Abdérame lui-même, qui était monté à cheval, voulut sortir par cette même porte. Les gardes l’en empêchèrent en lui montrant les pointes de leurs lances et en l’accablant d’injures. Il retourna alors sur ses pas, et, ayant mis pied à terre, il entra dans la salle de bain. Là il ôta tous ses vêtements à l’exception de sa tunique, et se cacha dans le four.

Sur ces entrefaites le peuple et les gardes traquaient les Berbers comme s’ils eussent été des bêtes fauves. Ces malheureux furent massacrés partout où ils avaient cherché un refuge, dans le palais, dans la salle de bain, dans la mosquée. Les femmes du sérail d’Abdérame échurent en partage aux gardes, qui les conduisirent à leurs demeures.

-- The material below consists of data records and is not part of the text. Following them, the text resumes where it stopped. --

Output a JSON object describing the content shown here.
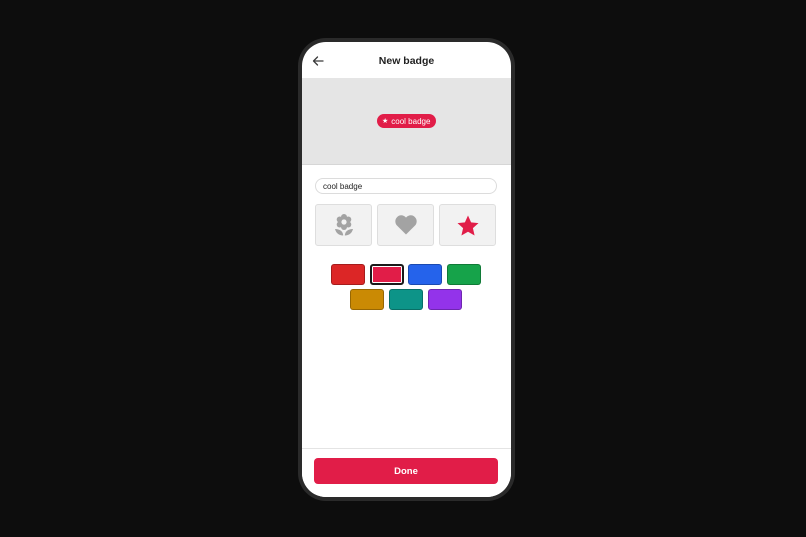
{
  "header": {
    "title": "New badge",
    "back_icon": "arrow-left-icon"
  },
  "preview": {
    "badge_label": "cool badge",
    "badge_icon": "star-icon",
    "badge_icon_glyph": "★",
    "badge_color": "#e11d48"
  },
  "form": {
    "name_value": "cool badge"
  },
  "icons": [
    {
      "name": "flower-icon",
      "selected": false
    },
    {
      "name": "heart-icon",
      "selected": false
    },
    {
      "name": "star-icon",
      "selected": true
    }
  ],
  "colors": {
    "inactive_icon": "#a3a3a3",
    "accent": "#e11d48",
    "swatches": [
      "#dc2626",
      "#e11d48",
      "#2563eb",
      "#16a34a",
      "#ca8a04",
      "#0d9488",
      "#9333ea"
    ],
    "selected_index": 1
  },
  "footer": {
    "done_label": "Done"
  }
}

Mohammed triomphait. Proclamé calife dans la chambre où le calife détrôné se tenait caché, il se rendit vers la grande salle et s’assit sur le trône, entouré des gardes et de la populace. Cependant sa position était précaire tant que son prédécesseur vivait encore. Il ordonna donc de le chercher partout, et quand enfin on l’eut trouvé, il le fit mettre à mort (18 janvier 1024).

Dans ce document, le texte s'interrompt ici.